If you have 30 minutes to an hour, you can get excellent rates on San Francisco hotels. At the very best, a four-star hotel can be purchased for the price of a one-star or at least the best rates possible.
Consumer Reports magazine has reported that they more frequently got the best prices for big hotel chains by going directly to the hotel website rather than through a consolidator such as Expedia, Orbitz, or Hotels.com. However, they also noted that prices for small hotel chains and independent hotels are often found through the consolidator.
Our process lets you compare the two prices. It includes checking directly with the hotels by phone, which can get you the best rate of all almost half the time.
Hotels in a Known Area
- Know the area you will be staying in
- The name of your hotel won't be revealed until after you've paid for it
- Reservations are not refundable
- You are guaranteed a double room, but cannot make any special requests
- You cannot earn frequent stay points for hotels reserved through these services.
Using these services, you can often get a four-star hotel for the price of a one-star. Are you game? A simple strategy for using them is to choose the nicest hotel class available and bid $10 to $15 less than the best rate you've already found.
Too much uncertainty? Follow the steps below.
Using this approach, you'll know the hotel name in advance, and in many cases, you can make a reservation with no prepayment and no cancellation fees (as long as you follow the rules).
- Set a budget for your hotel rate per night. Remember that hotel tax is 14%.
- Choose the area(s) you want to stay in.
- Choose three or four hotels that meet your needs. Note the cost/value of their extra fees and freebies.
- Go to the hotel websites.
- Check for their lowest rates.
- Check for special rates for any organizations you belong to such as AAA and AARP.
- If you are eligible, check for government, military, or corporate rates.
- If you are a member of the hotel chain's rewards program, enter your membership number to check for special rates and extras.
- Go to one or two booking websites such as Expedia, Orbitz, or hotels.com and check their best rates. Or try Tripadvisor, which checks the rates at several booking services with one click.
- Consumer Reports also reported that they often got an even better hotel price by calling the reservations desk on the telephone. Call your top two or three choices, using our tips for how to get a better hotel rate on the phone.
- Choose the hotel with the best overall price. Don't forget to factor in extras such as parking fees and resort fees, and things that might save you money such as free breakfasts or free internet access.
- Make your reservation. Print the confirmation page and confirmation email and set them aside to take along with you in case of any questions. If you reserve by phone, write down your confirmation number and the name of the reservationist. Grab your calendar and make a note of the last day you can cancel your reservation without a penalty, just in case things change and you forget.
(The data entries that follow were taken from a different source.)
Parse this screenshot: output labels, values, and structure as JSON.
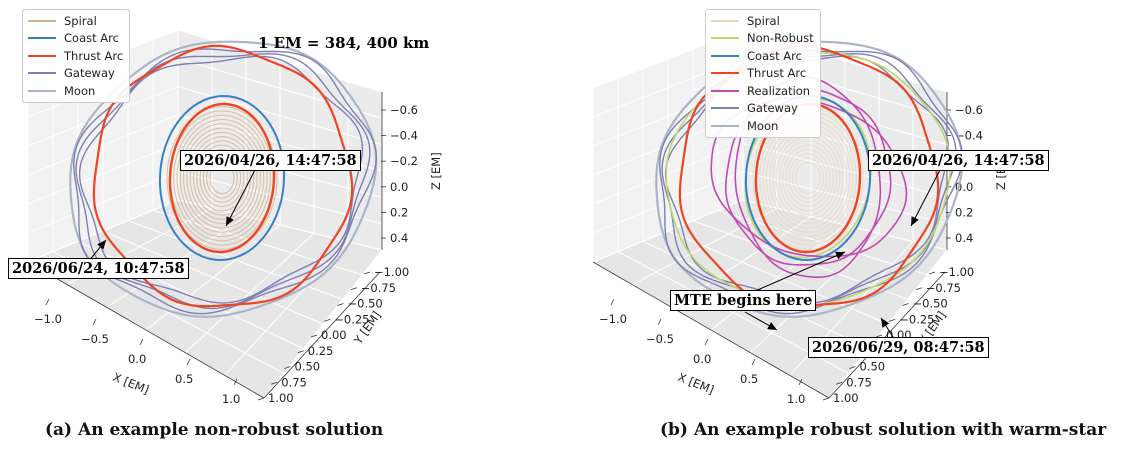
{
  "chart_data": [
    {
      "type": "line",
      "projection": "3d",
      "caption": "(a) An example non-robust solution",
      "xlabel": "X [EM]",
      "ylabel": "Y [EM]",
      "zlabel": "Z [EM]",
      "xticks": [
        "−1.0",
        "−0.5",
        "0.0",
        "0.5",
        "1.0"
      ],
      "yticks": [
        "−1.00",
        "−0.75",
        "−0.50",
        "−0.25",
        "0.00",
        "0.25",
        "0.50",
        "0.75",
        "1.00"
      ],
      "zticks": [
        "−0.6",
        "−0.4",
        "−0.2",
        "0.0",
        "0.2",
        "0.4"
      ],
      "xlim": [
        -1.0,
        1.0
      ],
      "ylim": [
        -1.0,
        1.0
      ],
      "zlim": [
        -0.6,
        0.4
      ],
      "grid": true,
      "legend_position": "top-left",
      "scale_note": "1 EM = 384, 400 km",
      "series": [
        {
          "name": "Spiral",
          "color": "#d2b48c"
        },
        {
          "name": "Coast Arc",
          "color": "#3a7ec6"
        },
        {
          "name": "Thrust Arc",
          "color": "#ee4422"
        },
        {
          "name": "Gateway",
          "color": "#7e7fb5"
        },
        {
          "name": "Moon",
          "color": "#a9b6c8"
        }
      ],
      "annotations": [
        "2026/04/26, 14:47:58",
        "2026/06/24, 10:47:58"
      ]
    },
    {
      "type": "line",
      "projection": "3d",
      "caption": "(b) An example robust solution with warm-star",
      "xlabel": "X [EM]",
      "ylabel": "Y [EM]",
      "zlabel": "Z [EM]",
      "xticks": [
        "−1.0",
        "−0.5",
        "0.0",
        "0.5",
        "1.0"
      ],
      "yticks": [
        "−1.00",
        "−0.75",
        "−0.50",
        "−0.25",
        "0.00",
        "0.25",
        "0.50",
        "0.75",
        "1.00"
      ],
      "zticks": [
        "−0.6",
        "−0.4",
        "−0.2",
        "0.0",
        "0.2",
        "0.4"
      ],
      "xlim": [
        -1.0,
        1.0
      ],
      "ylim": [
        -1.0,
        1.0
      ],
      "zlim": [
        -0.6,
        0.4
      ],
      "grid": true,
      "legend_position": "top-left",
      "series": [
        {
          "name": "Spiral",
          "color": "#e8d9c0"
        },
        {
          "name": "Non-Robust",
          "color": "#bcd86a"
        },
        {
          "name": "Coast Arc",
          "color": "#3a7ec6"
        },
        {
          "name": "Thrust Arc",
          "color": "#ee4422"
        },
        {
          "name": "Realization",
          "color": "#c14ab0"
        },
        {
          "name": "Gateway",
          "color": "#7e7fb5"
        },
        {
          "name": "Moon",
          "color": "#a9b6c8"
        }
      ],
      "annotations": [
        "2026/04/26, 14:47:58",
        "MTE begins here",
        "2026/06/29, 08:47:58"
      ]
    }
  ]
}
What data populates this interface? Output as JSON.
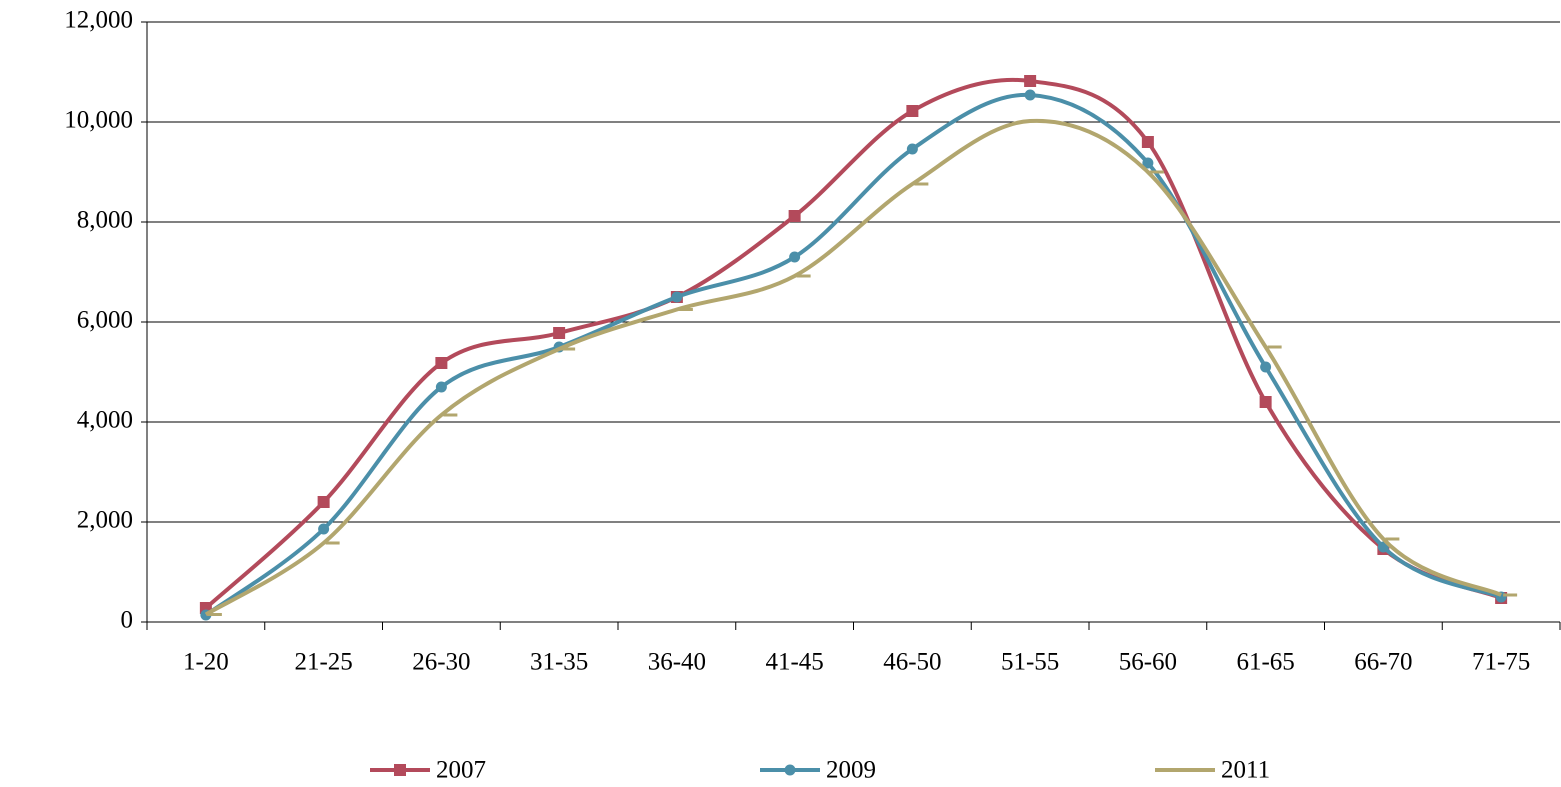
{
  "chart_data": {
    "type": "line",
    "categories": [
      "1-20",
      "21-25",
      "26-30",
      "31-35",
      "36-40",
      "41-45",
      "46-50",
      "51-55",
      "56-60",
      "61-65",
      "66-70",
      "71-75"
    ],
    "series": [
      {
        "name": "2007",
        "color": "#b34a5b",
        "marker": "square",
        "values": [
          280,
          2400,
          5180,
          5780,
          6500,
          8120,
          10220,
          10820,
          9600,
          4400,
          1460,
          480
        ]
      },
      {
        "name": "2009",
        "color": "#4b8fa9",
        "marker": "circle",
        "values": [
          140,
          1860,
          4700,
          5500,
          6500,
          7300,
          9460,
          10540,
          9180,
          5100,
          1500,
          500
        ]
      },
      {
        "name": "2011",
        "color": "#b2a66e",
        "marker": "dash",
        "values": [
          150,
          1580,
          4140,
          5460,
          6250,
          6920,
          8760,
          10020,
          9000,
          5500,
          1660,
          540
        ]
      }
    ],
    "ylim": [
      0,
      12000
    ],
    "yticks": [
      0,
      {
        "value": 2000,
        "label": "2,000"
      },
      {
        "value": 4000,
        "label": "4,000"
      },
      {
        "value": 6000,
        "label": "6,000"
      },
      {
        "value": 8000,
        "label": "8,000"
      },
      {
        "value": 10000,
        "label": "10,000"
      },
      {
        "value": 12000,
        "label": "12,000"
      }
    ],
    "grid": true,
    "legend": "bottom"
  }
}
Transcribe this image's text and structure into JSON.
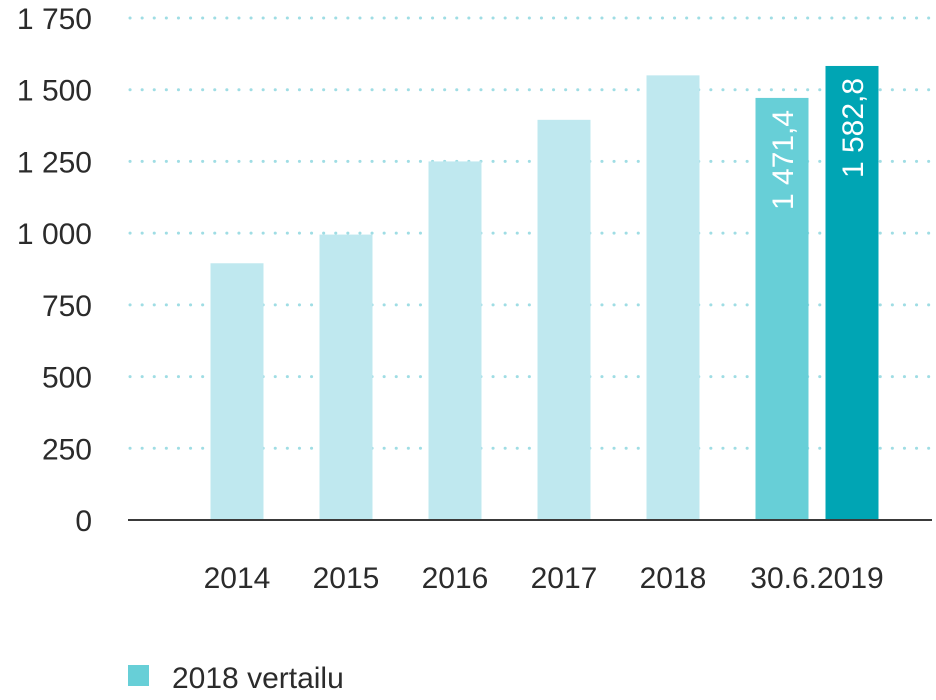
{
  "chart_data": {
    "type": "bar",
    "categories": [
      "2014",
      "2015",
      "2016",
      "2017",
      "2018",
      "30.6.2019"
    ],
    "series": [
      {
        "values": [
          895,
          995,
          1250,
          1395,
          1550,
          1471.4
        ],
        "colors": [
          "#bfe8ef",
          "#bfe8ef",
          "#bfe8ef",
          "#bfe8ef",
          "#bfe8ef",
          "#67cfd7"
        ]
      },
      {
        "values": [
          null,
          null,
          null,
          null,
          null,
          1582.8
        ],
        "colors": [
          "#00a5b4",
          "#00a5b4",
          "#00a5b4",
          "#00a5b4",
          "#00a5b4",
          "#00a5b4"
        ]
      }
    ],
    "data_labels": [
      {
        "category": "30.6.2019",
        "series_index": 0,
        "text": "1 471,4"
      },
      {
        "category": "30.6.2019",
        "series_index": 1,
        "text": "1 582,8"
      }
    ],
    "y_ticks": [
      {
        "value": 0,
        "label": "0"
      },
      {
        "value": 250,
        "label": "250"
      },
      {
        "value": 500,
        "label": "500"
      },
      {
        "value": 750,
        "label": "750"
      },
      {
        "value": 1000,
        "label": "1 000"
      },
      {
        "value": 1250,
        "label": "1 250"
      },
      {
        "value": 1500,
        "label": "1 500"
      },
      {
        "value": 1750,
        "label": "1 750"
      }
    ],
    "ylim": [
      0,
      1750
    ],
    "grid": "dotted-horizontal",
    "legend": {
      "position": "bottom-left",
      "entries": [
        {
          "label": "2018 vertailu",
          "color": "#67cfd7"
        }
      ]
    },
    "colors": {
      "gridline": "#9fdde4",
      "axis": "#3a3a3a",
      "text": "#2b2b2b"
    }
  }
}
Want to save a little more money? Call the hotel again on the day you'll arrive and see if they've lowered their rates. It happens more often than you might think, and they'll often be willing to give you the lower rate if you ask.
Getting a "Suite" Deal at a Luxury Hotel
Try this technique to get a suite at a San Francisco luxury hotel for less cost:
- Pick one of the slight-less-lavish San Francisco luxury hotels (say the Westin instead of the Ritz-Carlton).
- Reserve a standard room, and then upgrade to a suite when you arrive.
- Upgrade costs range from free to $100, depending on the property and location, but you can save compared to reserving a suite right away.
- Arrive in the early afternoon for the best chance of an upgrade, before business travelers get there and snatch up all the suites.
This strategy works even if you've made your original reservation through a consolidator or an auction website.
To boost your chances of an upgrade, join the hotel's rewards program. Members often get the first choice at free and fee-based upgrades.